2.       Hiergegen liess X.___ am 11. Februar 2011 durch Rechtsanwalt Viktor Györffy Beschwerde erheben und beantragen, es sei die Sache an die Beschwerdegegnerin zurückzuweisen, damit diese, nach Vornahme ergänzender Abklärungen, über die Leistungspflicht neu entscheide (Urk. 1). Die Beschwerdegegnerin, vertreten durch Rechtsanwalt Dr.

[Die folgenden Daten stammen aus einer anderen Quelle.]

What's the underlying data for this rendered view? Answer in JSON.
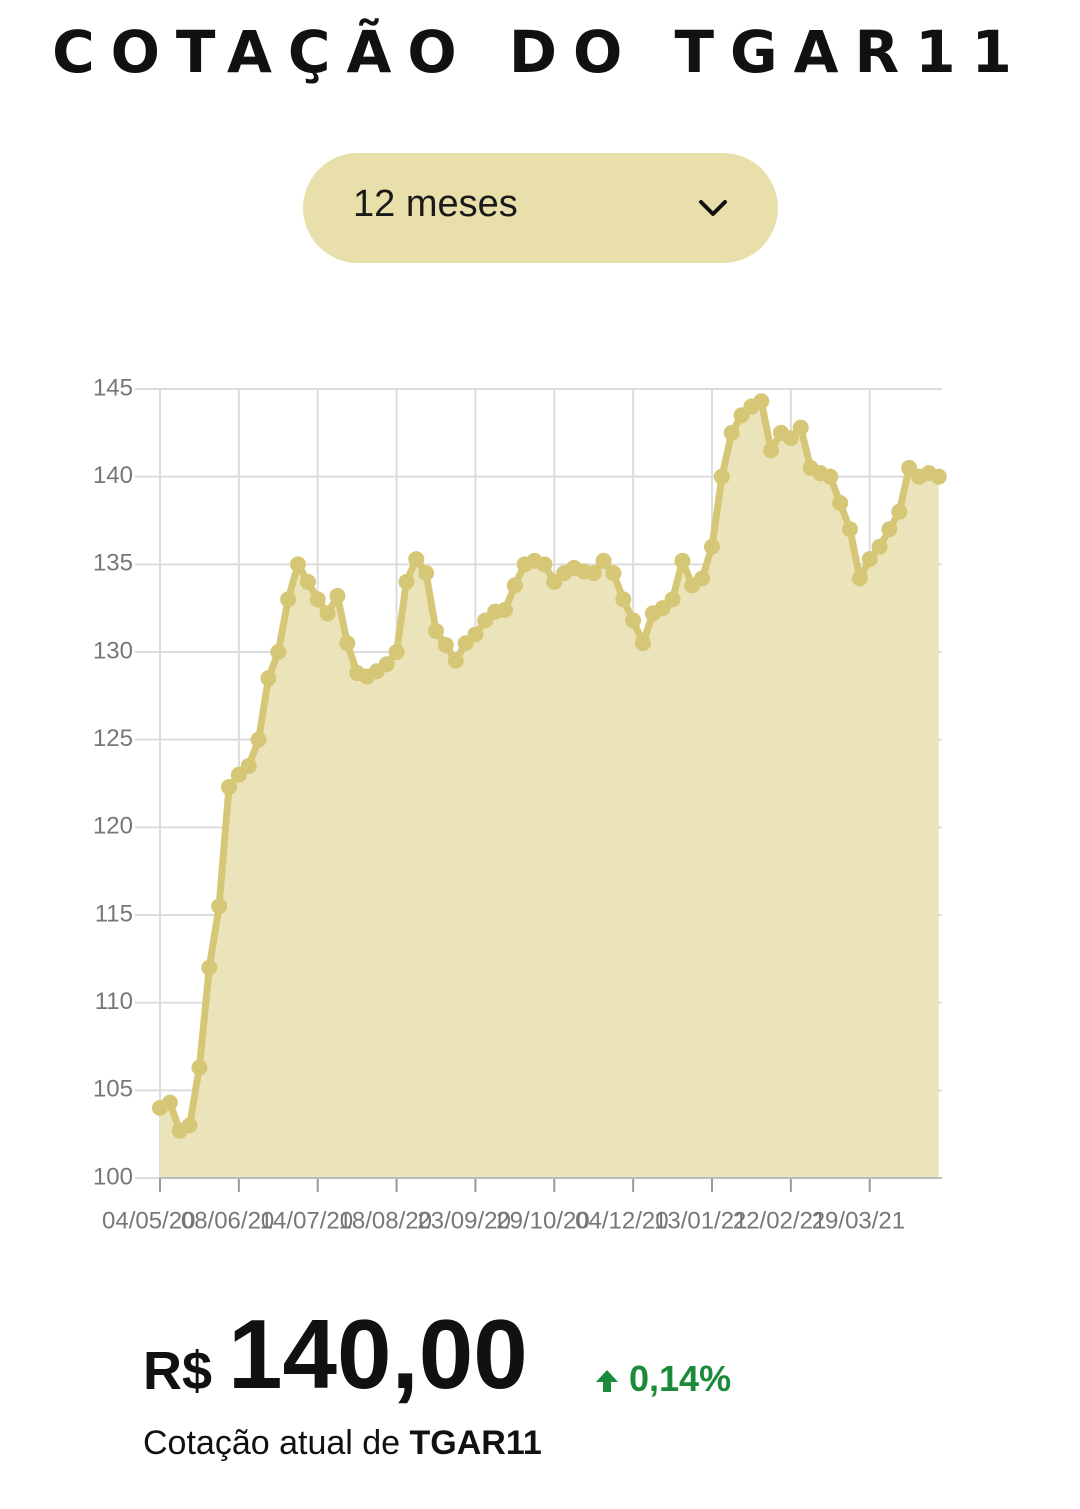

Christian Schürer, ersuchte mit Beschwerdeantwort vom 5. Juni 2011 um Abweisung der Beschwerde (Urk. 9), was dem Beschwerdeführer am 8. Juni 2011 mitgeteilt wurde (Urk. 15).

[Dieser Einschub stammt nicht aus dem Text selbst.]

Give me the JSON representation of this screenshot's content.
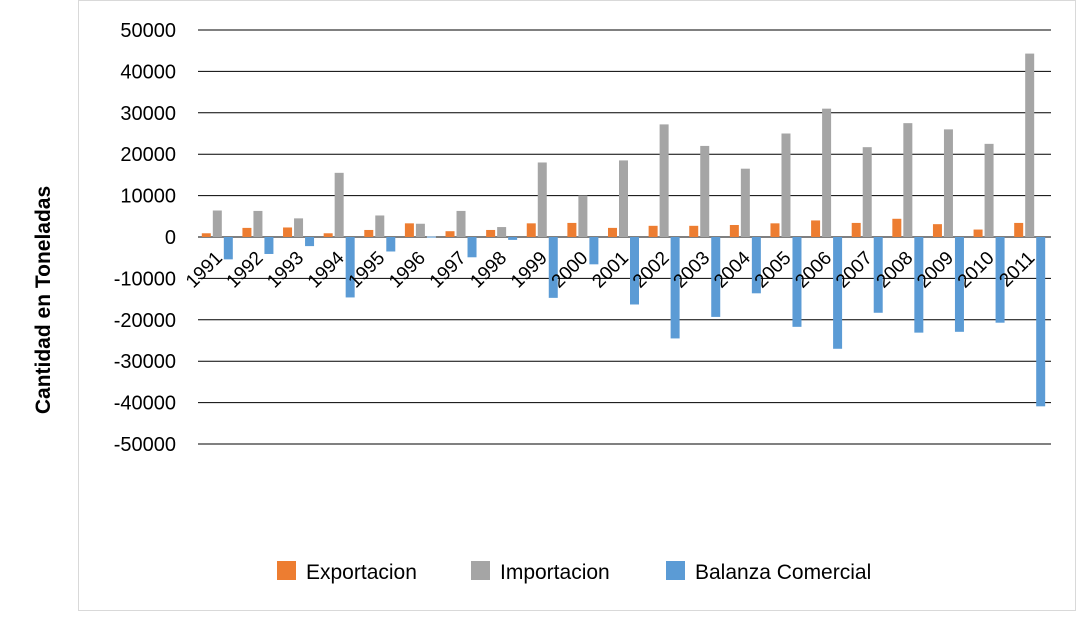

3.       Auf die Vorbringen der Parteien und die eingereichten Akten wird, soweit erforderlich, im Rahmen der nachfolgenden Erwägungen eingegangen.

Das Gericht zieht in Erwägung:
1.
1.1     Strittig und zu prüfen ist, ob die Beschwerdegegnerin den Sachverhalt genügend abgeklärt hat bzw. ob der Beschwerdeführer Anspruch auf höhere Versicherungsleistungen (Rente, Integritätsentschädigung) hat.
1.2     Das Sozialversicherungsgericht hat den Sachverhalt von Amtes wegen festzustellen und alle Beweismittel objektiv zu prüfen, unabhängig davon, von wem sie stammen, und danach zu entscheiden, ob sie eine zuverlässige Beurteilung des strittigen Leistungsanspruches gestatten. Insbesondere darf es beim Vorliegen einander widersprechender medizinischer Berichte den Prozess nicht erledigen, ohne das gesamte Beweismaterial zu würdigen und die Gründe anzugeben, warum es auf die eine und nicht auf die andere medizinische These abstellt (ZAK 1986 S. 188 E. 2a). Hinsichtlich des Beweiswertes eines ärztlichen Gutachtens ist im Lichte dieser Grundsätze entscheidend, ob es für die Beantwortung der gestellten Fragen umfassend ist, auf den erforderlichen allseitigen Untersuchungen beruht, die geklagten Beschwerden berücksichtigt und sich mit diesen sowie dem Verhalten der untersuchten Person auseinander setzt - was vor allem bei psychischen Fehlentwicklungen nötig ist -, in Kenntnis der und gegebenenfalls in Auseinandersetzung mit den Vorakten abgegeben worden ist, ob es in der Darlegung der medizinischen Zustände und Zusammenhänge einleuchtet, ob die Schlussfolgerungen der medizinischen Experten in einer Weise begründet sind, dass die rechtsanwendende Person sie prüfend nachvollziehen kann, ob der Experte oder die Expertin nicht auszuräumende Unsicherheiten und Unklarheiten, welche die Beantwortung der Fragen erschweren oder verunmöglichen, gegebenenfalls deutlich macht (BGE 134 V 231 E. 5.1; 125 V 351 E. 3a, 122 V 157 E. 1c; U. Meyer-Blaser, Die Rechtspflege in der Sozialversicherung, BJM 1989, S. 30 f.; derselbe in H. Fredenhagen, Das ärztliche Gutachten, 3. Aufl. 1994, S. 24 f.).

2.
2.1     Dr. Z.___ überwies den Beschwerdeführer mit Schreiben vom 26. September 2005 an die F.___. Er hielt dabei fest, am 27. März 2005 sei der Beschwerdeführer mit einer Schleifmaschine abgerutscht und habe anschliessend starke Schmerzen im rechten Schulterbereich verspürt. Er habe ihm Physiotherapie verordnet, worauf der Beschwerdeführer vorerst deutlich Fortschritte gemacht habe. Im Juni 2005 sei dann ein Arbeitsversuch gescheitert, der Beschwerdeführer habe über starke Nacken/Schulterschmerzen geklagt. Bis Anfang Juni 2005 seien die Beschwerden des Beschwerdeführers aber wieder rückläufig gewesen, sodass auf weitere Abklärungen verzichtet worden sei. Als Diagnosen nannte Dr. Z.___ (1) eine partielle Läsion der Subscapularissehne und (2) eine AC-Gelenksarthrose mit leichtem Impingement der Supraspinatussehne (Urk. 13/16).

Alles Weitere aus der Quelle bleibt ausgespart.